Ne cherchons donc pas, messieurs, à éclairer le sujet par des exemples qui seraient trompeurs. Voyons-le en lui-même, et jugeons le avec les seules lumières de notre raison.

Dans le sein de la Commission, le projet de loi a été attaqué à des points de vue divers.

Quelques membres ont pensé que le résultat de la mesure proposée serait de modifier profondément le système actuel de la loi de recrutement, d’en changer l’esprit et d’en accroître les rigueurs. Plus la charge que cette loi fait peser, ont-ils dit, sur les familles et en particulier sur les citoyens pauvres, est lourde, plus il convient de ne point en étendre l’application à d’autres cas que ceux qu’elle a prévus. Le but de la loi du recrutement est de donner à l’État des soldats, non des colons ; elle est faite pour procurer à la France une armée, et non une population agricole à l’Algérie. Gardons-nous de lui demander plus que ce qu’ont voulu d’elle ceux qui l’ont faite, La mesure proposée ne changeât-elle pas l’esprit de la loi de recrutement, elle devrait probablement accroître l’effectif de l’armée française, car il serait nécessaire de remplacer à leur corps les soldats qui iraient dans les camps agricoles.

Cette opinion, vivement soutenue, a été vivement combattue.
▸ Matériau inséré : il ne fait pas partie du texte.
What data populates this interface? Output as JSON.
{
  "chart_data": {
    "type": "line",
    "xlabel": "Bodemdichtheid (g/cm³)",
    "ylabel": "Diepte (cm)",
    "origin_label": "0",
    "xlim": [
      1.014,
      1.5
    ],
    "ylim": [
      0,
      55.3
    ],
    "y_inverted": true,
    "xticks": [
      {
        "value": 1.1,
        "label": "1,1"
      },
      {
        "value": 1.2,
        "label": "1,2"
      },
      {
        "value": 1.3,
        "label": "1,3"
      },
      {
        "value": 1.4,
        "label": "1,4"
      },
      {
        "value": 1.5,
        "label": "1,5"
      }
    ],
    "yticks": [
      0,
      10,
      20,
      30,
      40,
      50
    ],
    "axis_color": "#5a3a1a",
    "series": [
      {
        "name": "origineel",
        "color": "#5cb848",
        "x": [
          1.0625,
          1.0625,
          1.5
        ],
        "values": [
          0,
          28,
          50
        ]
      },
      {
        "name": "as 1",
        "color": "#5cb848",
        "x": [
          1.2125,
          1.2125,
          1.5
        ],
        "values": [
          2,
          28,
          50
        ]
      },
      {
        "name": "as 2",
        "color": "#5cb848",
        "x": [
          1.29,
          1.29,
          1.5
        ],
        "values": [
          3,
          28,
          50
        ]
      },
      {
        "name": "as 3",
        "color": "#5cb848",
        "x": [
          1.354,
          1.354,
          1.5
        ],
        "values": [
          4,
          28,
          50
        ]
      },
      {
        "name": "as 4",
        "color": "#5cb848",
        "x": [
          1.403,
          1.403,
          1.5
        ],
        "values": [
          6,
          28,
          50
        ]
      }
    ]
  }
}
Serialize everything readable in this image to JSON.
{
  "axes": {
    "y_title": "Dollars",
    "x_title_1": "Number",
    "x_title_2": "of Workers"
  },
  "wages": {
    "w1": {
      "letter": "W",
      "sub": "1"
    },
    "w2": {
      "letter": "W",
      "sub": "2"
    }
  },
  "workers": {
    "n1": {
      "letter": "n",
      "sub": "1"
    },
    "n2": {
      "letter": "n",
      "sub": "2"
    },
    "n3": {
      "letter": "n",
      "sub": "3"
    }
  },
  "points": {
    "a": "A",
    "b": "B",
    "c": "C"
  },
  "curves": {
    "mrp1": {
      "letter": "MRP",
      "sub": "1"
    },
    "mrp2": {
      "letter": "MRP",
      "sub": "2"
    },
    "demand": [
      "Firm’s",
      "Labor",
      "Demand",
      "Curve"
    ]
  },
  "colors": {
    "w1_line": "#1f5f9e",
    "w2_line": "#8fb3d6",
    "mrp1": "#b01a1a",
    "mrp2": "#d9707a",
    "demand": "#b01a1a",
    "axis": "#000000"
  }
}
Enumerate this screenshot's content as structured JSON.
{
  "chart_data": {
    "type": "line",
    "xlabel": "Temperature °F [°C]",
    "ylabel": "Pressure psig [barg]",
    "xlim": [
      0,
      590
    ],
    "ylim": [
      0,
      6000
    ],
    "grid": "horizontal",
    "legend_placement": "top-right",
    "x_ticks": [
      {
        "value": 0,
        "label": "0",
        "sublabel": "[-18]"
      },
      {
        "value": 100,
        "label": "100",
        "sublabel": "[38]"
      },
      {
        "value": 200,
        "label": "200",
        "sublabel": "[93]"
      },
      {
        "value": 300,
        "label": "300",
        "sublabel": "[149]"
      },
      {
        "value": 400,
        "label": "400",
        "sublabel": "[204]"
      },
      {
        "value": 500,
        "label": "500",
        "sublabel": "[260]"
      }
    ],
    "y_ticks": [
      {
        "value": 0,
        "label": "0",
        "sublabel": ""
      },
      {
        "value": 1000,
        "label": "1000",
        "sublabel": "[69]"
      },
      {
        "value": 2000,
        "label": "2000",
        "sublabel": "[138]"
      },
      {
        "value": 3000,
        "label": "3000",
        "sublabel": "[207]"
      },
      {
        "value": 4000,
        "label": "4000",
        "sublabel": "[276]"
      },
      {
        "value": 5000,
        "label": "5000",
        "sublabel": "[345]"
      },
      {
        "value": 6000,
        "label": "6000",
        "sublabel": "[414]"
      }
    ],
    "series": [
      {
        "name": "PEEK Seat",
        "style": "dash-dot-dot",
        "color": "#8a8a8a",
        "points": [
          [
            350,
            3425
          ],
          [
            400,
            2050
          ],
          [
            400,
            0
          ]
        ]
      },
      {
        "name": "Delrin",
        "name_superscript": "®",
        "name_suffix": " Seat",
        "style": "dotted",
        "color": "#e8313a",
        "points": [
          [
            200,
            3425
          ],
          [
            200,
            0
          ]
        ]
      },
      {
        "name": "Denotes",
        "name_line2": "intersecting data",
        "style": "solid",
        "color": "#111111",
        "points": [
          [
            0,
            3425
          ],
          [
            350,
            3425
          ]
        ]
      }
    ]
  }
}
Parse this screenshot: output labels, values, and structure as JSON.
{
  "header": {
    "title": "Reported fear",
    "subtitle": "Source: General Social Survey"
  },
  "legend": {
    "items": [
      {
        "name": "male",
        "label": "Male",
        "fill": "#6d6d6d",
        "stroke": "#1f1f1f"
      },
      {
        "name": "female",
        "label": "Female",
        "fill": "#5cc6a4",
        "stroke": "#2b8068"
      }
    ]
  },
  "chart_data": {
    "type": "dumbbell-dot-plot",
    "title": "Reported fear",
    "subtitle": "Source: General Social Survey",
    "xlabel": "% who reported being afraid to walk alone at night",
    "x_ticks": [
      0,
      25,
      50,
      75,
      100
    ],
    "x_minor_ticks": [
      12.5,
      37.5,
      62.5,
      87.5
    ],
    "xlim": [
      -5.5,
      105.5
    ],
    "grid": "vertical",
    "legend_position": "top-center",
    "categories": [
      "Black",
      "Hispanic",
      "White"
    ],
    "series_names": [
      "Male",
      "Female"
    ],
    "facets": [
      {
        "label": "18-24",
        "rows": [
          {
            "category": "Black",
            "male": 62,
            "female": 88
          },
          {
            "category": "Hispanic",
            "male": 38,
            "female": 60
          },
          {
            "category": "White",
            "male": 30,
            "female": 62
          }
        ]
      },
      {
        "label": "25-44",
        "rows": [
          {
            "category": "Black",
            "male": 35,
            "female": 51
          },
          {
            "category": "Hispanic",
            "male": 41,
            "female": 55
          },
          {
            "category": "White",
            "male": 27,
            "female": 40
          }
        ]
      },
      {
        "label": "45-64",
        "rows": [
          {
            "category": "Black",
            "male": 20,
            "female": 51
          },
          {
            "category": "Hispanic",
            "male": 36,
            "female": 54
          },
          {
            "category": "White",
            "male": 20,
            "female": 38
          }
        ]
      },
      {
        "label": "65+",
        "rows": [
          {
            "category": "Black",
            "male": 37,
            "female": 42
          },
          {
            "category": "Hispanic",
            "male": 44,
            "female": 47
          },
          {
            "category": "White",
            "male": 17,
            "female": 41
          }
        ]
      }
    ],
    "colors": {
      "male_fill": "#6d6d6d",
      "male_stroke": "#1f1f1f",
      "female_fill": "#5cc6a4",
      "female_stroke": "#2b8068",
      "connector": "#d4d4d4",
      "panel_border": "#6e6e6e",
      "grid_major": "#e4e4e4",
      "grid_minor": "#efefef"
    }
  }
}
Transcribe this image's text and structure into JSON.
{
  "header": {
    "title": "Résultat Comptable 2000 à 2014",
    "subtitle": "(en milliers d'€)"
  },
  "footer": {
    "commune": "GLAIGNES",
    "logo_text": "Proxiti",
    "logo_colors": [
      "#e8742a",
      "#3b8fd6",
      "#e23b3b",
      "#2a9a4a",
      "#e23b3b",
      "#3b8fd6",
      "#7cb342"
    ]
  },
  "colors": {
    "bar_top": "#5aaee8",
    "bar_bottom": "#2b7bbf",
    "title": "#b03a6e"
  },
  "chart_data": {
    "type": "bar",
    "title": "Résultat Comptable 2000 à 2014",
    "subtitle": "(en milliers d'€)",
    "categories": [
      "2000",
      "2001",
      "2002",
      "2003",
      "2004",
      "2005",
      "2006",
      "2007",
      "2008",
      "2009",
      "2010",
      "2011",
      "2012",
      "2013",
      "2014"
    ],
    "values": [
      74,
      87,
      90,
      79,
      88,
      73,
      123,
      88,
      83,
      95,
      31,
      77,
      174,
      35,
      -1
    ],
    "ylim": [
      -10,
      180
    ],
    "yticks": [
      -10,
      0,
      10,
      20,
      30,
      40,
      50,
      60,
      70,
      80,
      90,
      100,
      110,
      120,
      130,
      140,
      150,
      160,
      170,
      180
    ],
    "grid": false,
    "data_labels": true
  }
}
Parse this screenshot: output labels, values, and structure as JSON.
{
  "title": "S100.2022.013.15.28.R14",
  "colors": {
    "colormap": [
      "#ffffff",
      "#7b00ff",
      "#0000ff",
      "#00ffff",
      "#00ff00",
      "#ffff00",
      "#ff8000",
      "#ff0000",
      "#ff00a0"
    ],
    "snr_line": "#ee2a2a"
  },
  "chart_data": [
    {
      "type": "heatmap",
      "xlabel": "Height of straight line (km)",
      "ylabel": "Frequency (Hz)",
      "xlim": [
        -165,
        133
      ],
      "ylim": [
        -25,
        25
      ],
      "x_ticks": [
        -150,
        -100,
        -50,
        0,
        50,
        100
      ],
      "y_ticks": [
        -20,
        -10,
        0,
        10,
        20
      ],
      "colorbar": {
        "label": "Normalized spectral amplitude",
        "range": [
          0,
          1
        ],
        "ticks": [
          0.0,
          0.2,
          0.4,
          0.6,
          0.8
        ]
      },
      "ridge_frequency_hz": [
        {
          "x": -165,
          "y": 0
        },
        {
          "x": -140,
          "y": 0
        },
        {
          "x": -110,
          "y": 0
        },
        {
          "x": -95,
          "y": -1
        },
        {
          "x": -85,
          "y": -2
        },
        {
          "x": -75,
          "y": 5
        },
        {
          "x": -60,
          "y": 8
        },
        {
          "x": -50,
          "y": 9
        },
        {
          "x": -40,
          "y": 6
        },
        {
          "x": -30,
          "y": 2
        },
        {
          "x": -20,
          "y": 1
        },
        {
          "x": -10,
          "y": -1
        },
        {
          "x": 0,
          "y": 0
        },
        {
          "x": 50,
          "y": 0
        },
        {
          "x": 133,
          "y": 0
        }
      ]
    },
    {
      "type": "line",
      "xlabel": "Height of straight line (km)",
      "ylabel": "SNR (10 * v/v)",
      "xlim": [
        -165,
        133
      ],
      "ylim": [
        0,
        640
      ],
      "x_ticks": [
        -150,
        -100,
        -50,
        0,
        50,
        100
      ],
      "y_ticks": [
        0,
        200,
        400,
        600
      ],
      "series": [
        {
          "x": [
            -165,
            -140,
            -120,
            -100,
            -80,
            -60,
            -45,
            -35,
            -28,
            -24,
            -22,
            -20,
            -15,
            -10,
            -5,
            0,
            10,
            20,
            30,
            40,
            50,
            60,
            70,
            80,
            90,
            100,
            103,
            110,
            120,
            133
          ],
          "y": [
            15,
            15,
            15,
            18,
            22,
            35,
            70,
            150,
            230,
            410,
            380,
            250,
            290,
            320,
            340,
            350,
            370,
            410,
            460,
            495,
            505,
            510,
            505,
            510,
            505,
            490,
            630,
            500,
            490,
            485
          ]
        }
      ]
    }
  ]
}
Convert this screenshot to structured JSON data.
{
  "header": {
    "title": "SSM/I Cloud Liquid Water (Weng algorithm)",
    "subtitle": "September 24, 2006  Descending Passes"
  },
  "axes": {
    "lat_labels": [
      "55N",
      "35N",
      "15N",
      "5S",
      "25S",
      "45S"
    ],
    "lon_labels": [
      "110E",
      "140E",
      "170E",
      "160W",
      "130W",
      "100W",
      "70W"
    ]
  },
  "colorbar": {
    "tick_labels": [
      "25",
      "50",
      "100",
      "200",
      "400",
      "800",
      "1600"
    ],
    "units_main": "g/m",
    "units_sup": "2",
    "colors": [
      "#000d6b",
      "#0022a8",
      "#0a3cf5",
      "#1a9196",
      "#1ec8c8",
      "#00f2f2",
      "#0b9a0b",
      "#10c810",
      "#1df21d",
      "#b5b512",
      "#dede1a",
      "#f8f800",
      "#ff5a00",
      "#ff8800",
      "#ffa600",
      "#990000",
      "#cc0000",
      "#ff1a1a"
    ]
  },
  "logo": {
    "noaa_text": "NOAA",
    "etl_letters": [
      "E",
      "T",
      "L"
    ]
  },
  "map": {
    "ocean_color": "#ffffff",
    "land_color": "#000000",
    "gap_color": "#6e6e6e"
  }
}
On a fait observer, sur le premier point, que, puisque les soldats n’étaient point forcés de devenir colons militaires, et ne restaient dans les camps agricoles que de leur plein gré, les rigueurs de la loi du recrutement n’étaient point augmentées. Quant à l’effectif, il a paru douteux aux honorables membres que le résultat de la mesure dût être de l’accroître, l’établissement des camps agricoles pouvant avoir pour effet de rendre inutile une partie de l’armée d’Afrique. D’autres membres ont critiqué le projet dans l’intérêt même de l’armée.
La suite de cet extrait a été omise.